If you are considering a wrongful death claim, you may be wondering how the children of the deceased will fare when it comes to receiving settlement money. Each state has very specific laws regarding how and what minors may receive in personal injury settlements; if you’re at the beginning stages of a wrongful death claim and children are survived by the deceased, your wrongful death attorney will explain to you how a monetary award may go (or not go) to children. Each wrongful death claim is unique, so you really cannot expect someone else’s outcome to be similar to your own.
Even though the vast majority of wrongful death claims and lawsuits are settled outside of a courtroom, a court may intervene in how funds are distributed to minor children. If minor children are included in the list of recipients of a monetary award, the court carefully evaluates the situation to ensure that their portion of the settlement is saved and distributed to them when they reach the appropriate age. You cannot just cut a check for hundreds of thousands of dollars to a ten-year-old child if his father, mother, or both parents die a wrongful death.
Wrongful Death Defined
The legal definition of wrongful death is as follows:
“The death of a human being as the result of a wrongful act of another person. Such wrongful acts include: negligence (like careless driving); an intentional attack such as assault and/or battery; a death in the course of another crime; vehicular manslaughter, manslaughter or murder. Wrongful death is the basis for a lawsuit (wrongful death action) against the party or parties who caused the death filed on behalf of the members of the family who have lost the company and support of the deceased.”
In most states, three parties have the capacity to file a wrongful death lawsuit on behalf of a family member or loved one:
- A personal representative of the deceased’s estate, such as the estate’s attorney or administrator
- The spouse or registered legal domestic partner of the deceased
- The children of the deceased (if of adult age)
If the children are minors and there are no other parties who can represent the deceased in a wrongful death claim, the court will likely appoint the estate’s representative to file the suit on behalf of the estate, which includes the children.
The court also appoints a “guardian ad litem” to represent the best interests of the children; the role of the guardian ad litem is to ensure wrongful death settlement amounts are fair for the children and to protect the minors’ financial interests.
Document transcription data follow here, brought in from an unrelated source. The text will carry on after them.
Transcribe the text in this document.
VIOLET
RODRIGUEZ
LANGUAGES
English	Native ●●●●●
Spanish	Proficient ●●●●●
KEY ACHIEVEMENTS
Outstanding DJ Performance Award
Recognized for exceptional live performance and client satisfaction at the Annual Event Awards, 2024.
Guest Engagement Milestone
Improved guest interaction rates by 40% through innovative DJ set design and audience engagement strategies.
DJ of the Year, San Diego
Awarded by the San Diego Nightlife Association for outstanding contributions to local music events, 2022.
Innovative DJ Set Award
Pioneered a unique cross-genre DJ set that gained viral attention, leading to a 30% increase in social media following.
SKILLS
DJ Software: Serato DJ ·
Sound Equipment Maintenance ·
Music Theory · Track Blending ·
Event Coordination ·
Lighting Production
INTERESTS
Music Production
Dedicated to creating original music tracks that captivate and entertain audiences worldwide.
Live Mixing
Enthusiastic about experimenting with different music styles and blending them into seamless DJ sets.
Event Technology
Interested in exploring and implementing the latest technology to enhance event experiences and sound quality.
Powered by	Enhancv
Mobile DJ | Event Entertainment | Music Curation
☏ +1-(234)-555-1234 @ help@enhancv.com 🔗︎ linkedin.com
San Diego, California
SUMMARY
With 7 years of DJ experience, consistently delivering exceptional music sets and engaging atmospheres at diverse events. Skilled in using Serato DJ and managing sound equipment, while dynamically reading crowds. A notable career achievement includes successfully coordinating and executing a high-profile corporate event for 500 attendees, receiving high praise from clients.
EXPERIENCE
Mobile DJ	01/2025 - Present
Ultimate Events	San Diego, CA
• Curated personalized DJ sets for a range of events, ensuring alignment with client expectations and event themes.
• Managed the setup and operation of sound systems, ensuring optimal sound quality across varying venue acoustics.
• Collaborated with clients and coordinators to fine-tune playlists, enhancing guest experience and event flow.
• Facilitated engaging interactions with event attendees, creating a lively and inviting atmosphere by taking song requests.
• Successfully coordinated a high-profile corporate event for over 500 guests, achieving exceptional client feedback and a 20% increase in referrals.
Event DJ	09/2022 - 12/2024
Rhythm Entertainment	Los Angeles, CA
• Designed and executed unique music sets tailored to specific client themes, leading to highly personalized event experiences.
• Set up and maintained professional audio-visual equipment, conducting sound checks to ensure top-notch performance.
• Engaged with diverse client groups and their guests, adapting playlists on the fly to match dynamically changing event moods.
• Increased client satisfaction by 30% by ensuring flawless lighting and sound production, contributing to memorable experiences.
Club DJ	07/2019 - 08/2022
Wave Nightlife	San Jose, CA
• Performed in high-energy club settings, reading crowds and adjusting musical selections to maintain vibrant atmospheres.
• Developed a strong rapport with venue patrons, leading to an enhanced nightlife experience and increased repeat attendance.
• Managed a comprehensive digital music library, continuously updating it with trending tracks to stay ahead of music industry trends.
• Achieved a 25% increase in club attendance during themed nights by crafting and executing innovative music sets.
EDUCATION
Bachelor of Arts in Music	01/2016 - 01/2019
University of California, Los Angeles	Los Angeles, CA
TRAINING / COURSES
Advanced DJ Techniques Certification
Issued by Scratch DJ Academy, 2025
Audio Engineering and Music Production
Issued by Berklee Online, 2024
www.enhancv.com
When a wrongful death case involving minors is settled, the children will not typically receive the money right away. Instead, the money is put into a trust that is overseen by the guardian ad litem. The child’s legal guardian may have access to some of those funds to raise the child, but this is done under very strict scrutiny to protect the child’s financial standing and future. Once the child reaches the legal age of 18 in most states, he may access the remaining funds and spend the money as he sees fit.
Wrongful Death Methods of Payment
Repayment from a wrongful death lawsuit is commonly disbursed as a structured settlement, which is often distributed as repayment for personal and financial loss from the wrongful death. A structured settlement is a “secure financial tool that distributes a steady income stream to alleviate financial debt and provide financial stability to plaintiffs and their families.”
A plaintiff may also receive a lump sum, which means the family receives a full payout for emotional and financial losses. The lump sum allows families to pay larger medical bills, pay legal fees up front, and eliminate debt.
If a loved one has died and children are involved in the wrongful death claim, please make sure you understand how any financial settlement will be handled.